I've been thinking how much this line from “The Great Gatsby” applies to a rare disease journey. My wife is a high school English teacher and we end up quoting this line more often than most people would believe. Often it feels apropos of nothing, but just as often we're probably giving voice to a fundamental weariness. And I'll concede at the start that Fitzgerald's line is meant to and succeeds in applying to all human beings' struggles (or at least all Americans) so it shouldn't be news that it also applies to a specific subpopulation facing rare disease. It wouldn't be considered the great American novel if huge numbers of people hadn't felt it spoke a truth of their experience.
But it is a truth that we rare families beat on against the current. The current that says your child is not strong enough to go the places other children go. The current that buffets us with more trips to the ER. The cascade of challenges with tube feeding, diapering, medicating, catheters, adaptive communications equipment, wheelchairs and ramps. The waves of fear that confuse our unchartable course.
We go against the current not because we have a clear course ahead but because giving into it takes us nowhere we want to be.
But we are borne back. That word “borne”. A heavy burden to shoulder. Of course our situation can be burdensome. We bear it for our children. And they bear a heavier burden than the parents, at least physically.
And just the sound of “borne”: born, reminds us of how this struggle started. The birth of our child. The expectations we had while expecting. How different our path has been compared to what we thought it might be. The most hopeful (if vague) advice I received at the time of our son's diagnosis was from our minister. She had a special-needs granddaughter. “It changes the journey.” I am constantly reminded of this truth. And unexpectedly comforted by it. The journey is not going as I expected. But whose does? Those expectations are things of the past. Like Gatsby my imagined and hoped for future is not what fate doled out since the birth of my son. The journey has changed.
Borne back to setbacks. A degenerative disorder is all about setbacks, regressions. The tide is against us. Our best efforts may pull us forward briefly but the longer view shows our child regressing.
Ceaselessly. The tide is unceasing but so are we. We are tenacious and persistent because there is no choice to be otherwise. What could we do instead of struggle? Let our child suffer? Let them get less than the best care? We keep our focus forward.

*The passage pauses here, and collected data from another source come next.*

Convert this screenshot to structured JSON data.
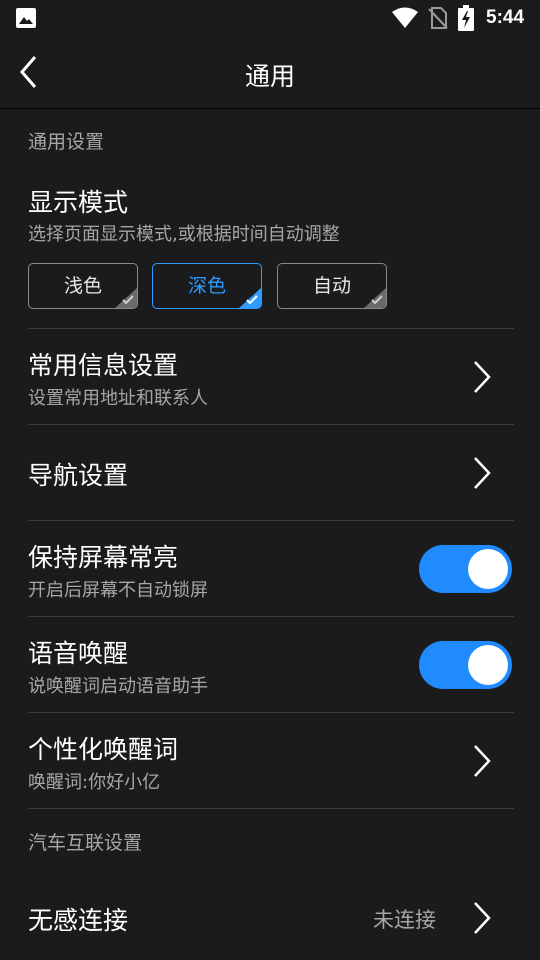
{
  "status_bar": {
    "time": "5:44"
  },
  "header": {
    "title": "通用"
  },
  "sections": {
    "general_settings": "通用设置",
    "car_connect_settings": "汽车互联设置"
  },
  "display_mode": {
    "title": "显示模式",
    "subtitle": "选择页面显示模式,或根据时间自动调整",
    "options": [
      "浅色",
      "深色",
      "自动"
    ],
    "selected": "深色"
  },
  "common_info": {
    "title": "常用信息设置",
    "subtitle": "设置常用地址和联系人"
  },
  "navigation": {
    "title": "导航设置"
  },
  "keep_screen_on": {
    "title": "保持屏幕常亮",
    "subtitle": "开启后屏幕不自动锁屏",
    "enabled": true
  },
  "voice_wakeup": {
    "title": "语音唤醒",
    "subtitle": "说唤醒词启动语音助手",
    "enabled": true
  },
  "custom_wake_word": {
    "title": "个性化唤醒词",
    "subtitle": "唤醒词:你好小亿"
  },
  "seamless_connect": {
    "title": "无感连接",
    "value": "未连接"
  },
  "colors": {
    "background": "#1b1b1d",
    "accent": "#1f8bff",
    "secondary_text": "#a6a6a6"
  }
}
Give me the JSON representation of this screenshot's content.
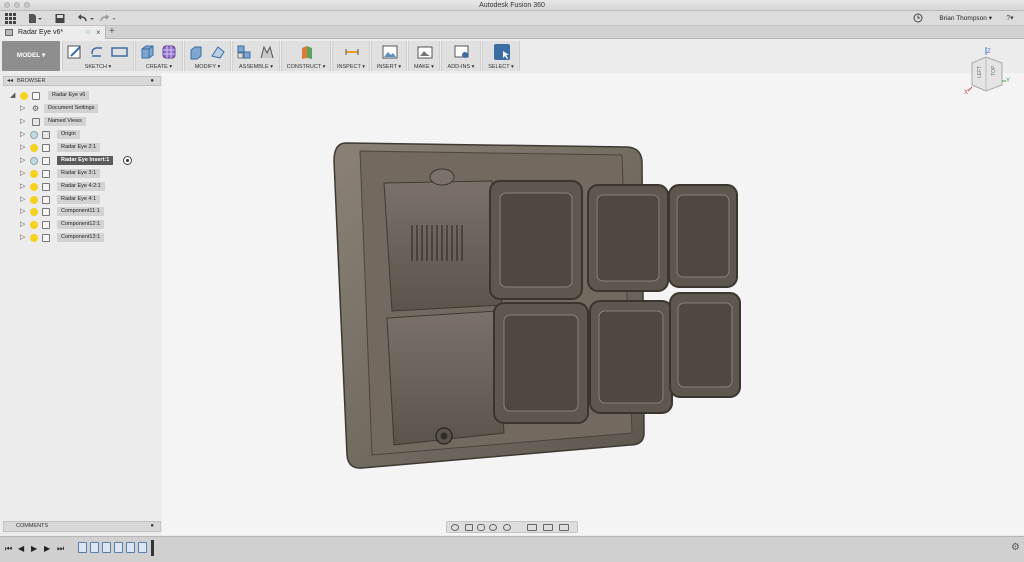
{
  "window": {
    "title": "Autodesk Fusion 360"
  },
  "quick_access": {
    "user_name": "Brian Thompson ▾",
    "grid_icon": "apps-grid-icon",
    "file_icon": "file-icon",
    "save_icon": "save-icon",
    "undo_icon": "undo-icon",
    "redo_icon": "redo-icon",
    "history_icon": "clock-icon",
    "help_label": "?▾"
  },
  "document_tab": {
    "label": "Radar Eye v6*"
  },
  "toolbar": {
    "workspace": "MODEL ▾",
    "groups": [
      {
        "label": "SKETCH ▾"
      },
      {
        "label": "CREATE ▾"
      },
      {
        "label": "MODIFY ▾"
      },
      {
        "label": "ASSEMBLE ▾"
      },
      {
        "label": "CONSTRUCT ▾"
      },
      {
        "label": "INSPECT ▾"
      },
      {
        "label": "INSERT ▾"
      },
      {
        "label": "MAKE ▾"
      },
      {
        "label": "ADD-INS ▾"
      },
      {
        "label": "SELECT ▾"
      }
    ]
  },
  "browser": {
    "title": "BROWSER",
    "items": [
      {
        "label": "Radar Eye v6"
      },
      {
        "label": "Document Settings"
      },
      {
        "label": "Named Views"
      },
      {
        "label": "Origin"
      },
      {
        "label": "Radar Eye 2:1"
      },
      {
        "label": "Radar Eye Insert:1"
      },
      {
        "label": "Radar Eye 3:1"
      },
      {
        "label": "Radar Eye 4:2:1"
      },
      {
        "label": "Radar Eye 4:1"
      },
      {
        "label": "Component11:1"
      },
      {
        "label": "Component12:1"
      },
      {
        "label": "Component13:1"
      }
    ]
  },
  "comments": {
    "title": "COMMENTS"
  },
  "viewcube": {
    "face_left": "LEFT",
    "face_top": "TOP",
    "axis_z": "Z",
    "axis_y": "Y",
    "axis_x": "X"
  },
  "colors": {
    "model_body": "#6e665c",
    "bulb": "#f4d21f",
    "select_accent": "#3a6ea5"
  }
}
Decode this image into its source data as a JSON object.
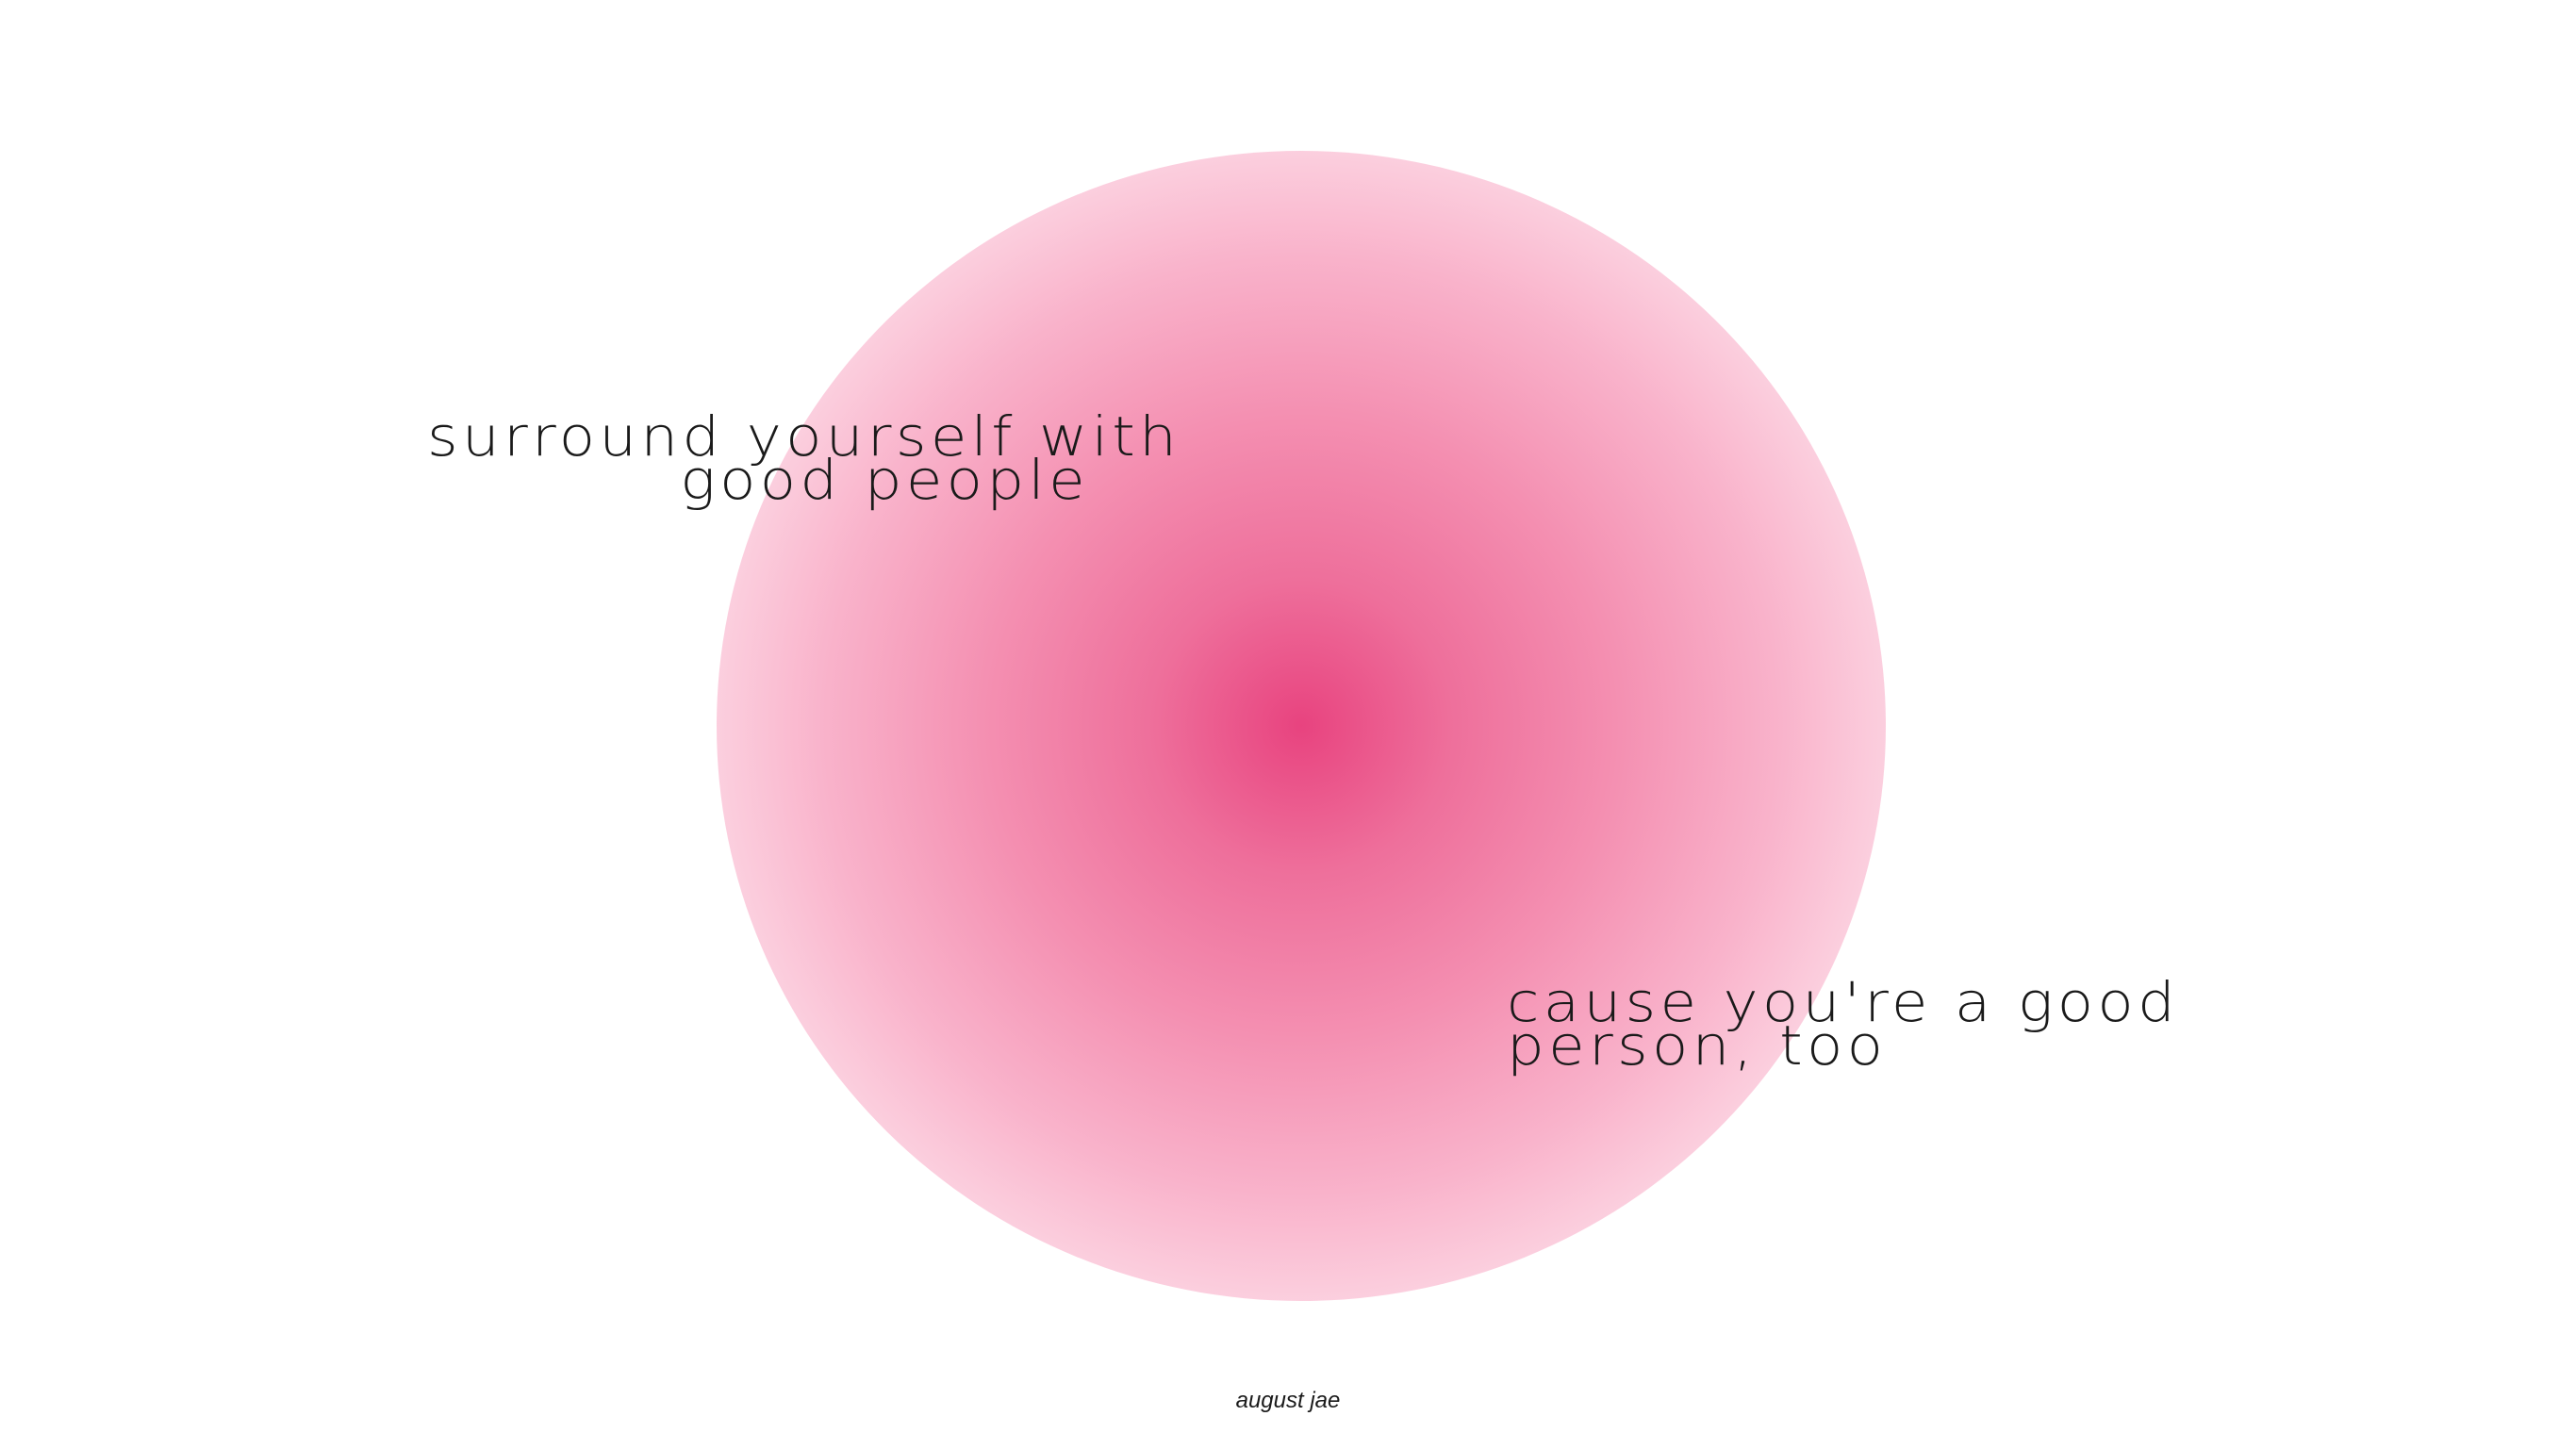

What light are we fixing our gaze upon? In my own case in my best moments it's the light in my son's smiling, sparkling eyes. Focused on his happiness I can forget the struggle of the future for a time and live for the joy of the present moment. We named him Lucas not knowing the name can translate to bringer of the light. We also didn't know his copper deficiency would produce the most incredible ice blue eyes that sparkle with a light that buoys and sustains us. But I think most often for most of us the light is more distant, like Gatsby's. It beckons us. It's the light of hope. And hope is future-facing. Ever forward. The hope of a new treatment or cure. If we force ourselves toward the future, gene therapy or some bio breakthrough might change our course. Like Gatsby we are optimistic, perhaps unadvisedly optimistic.
Unlike Gatsby we might make it across the troubled waters to reach our hope.